Column Swarm Reinforcement Learning (CSRL)

What it does

Column Swarm Reinforcement Learning (CSRL) is a swarm intelligence model composed of a bi-directional hierarchy of "swarmling"-minicolumns developed based on HTM technology. Each column can solve many simple tasks on its own, but together they can solve large-scale problems.

CSRL is on other words a lot of little reinforcement learners that work together to create one big reinforcement learner, where the resulting hierarchical model looks astoundingly like HTM.

How I built it

I came up with the idea of using a swarm intelligence model with HTM after seeing Jeff's 6-layer model of the neocortex. I thought of ways that the construction of such a hierarchy could be done automatically. I had previously had some success using swarms of simpler learning automata, and with the development of SDRRL (an ultra-efficient "swarmling") and its similarity to cortical minicolumns used in HTM I decided to make a fully blown hierarchy with them.

I wrote it in C++, first on the CPU. I will move it to the GPU using OpenCL soon.

Details

CSRL is composed of a lot of small reinforcement learners that work together. I wrote a tutorial for a single on of those reinforcement learners (called SDRRL, sparse distributed representation reifnorcement learning). At least, this is what it will be composed of in the future; currently it is composed of simple OLPOMDP learners.

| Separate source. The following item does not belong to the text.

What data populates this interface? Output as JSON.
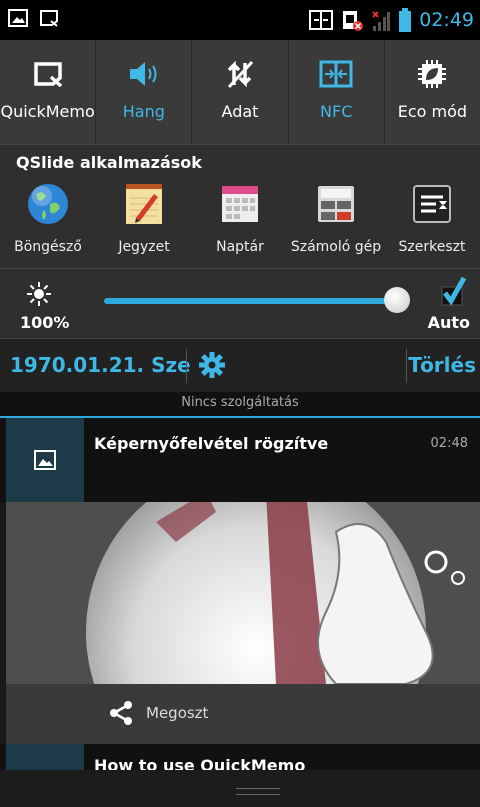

Here is a tutorial on how to create SDRRL: link A tutorial on the full swarm will come soon.

These SDRRL units are organized into a hierarchy, where the actions of a unit are fed in as inputs to other units. Each unit optimizes locally, but the end result is that the whole swarm optimizes globally as well.

Challenges I ran into

Optimizing SDRRL. SDRRL is insanely fast be default, but I need to run potentially millions of SDRRL swarmlings at once. So I came up with several mechanisms to exploit the SDRRL sparsity to reduce computational costs.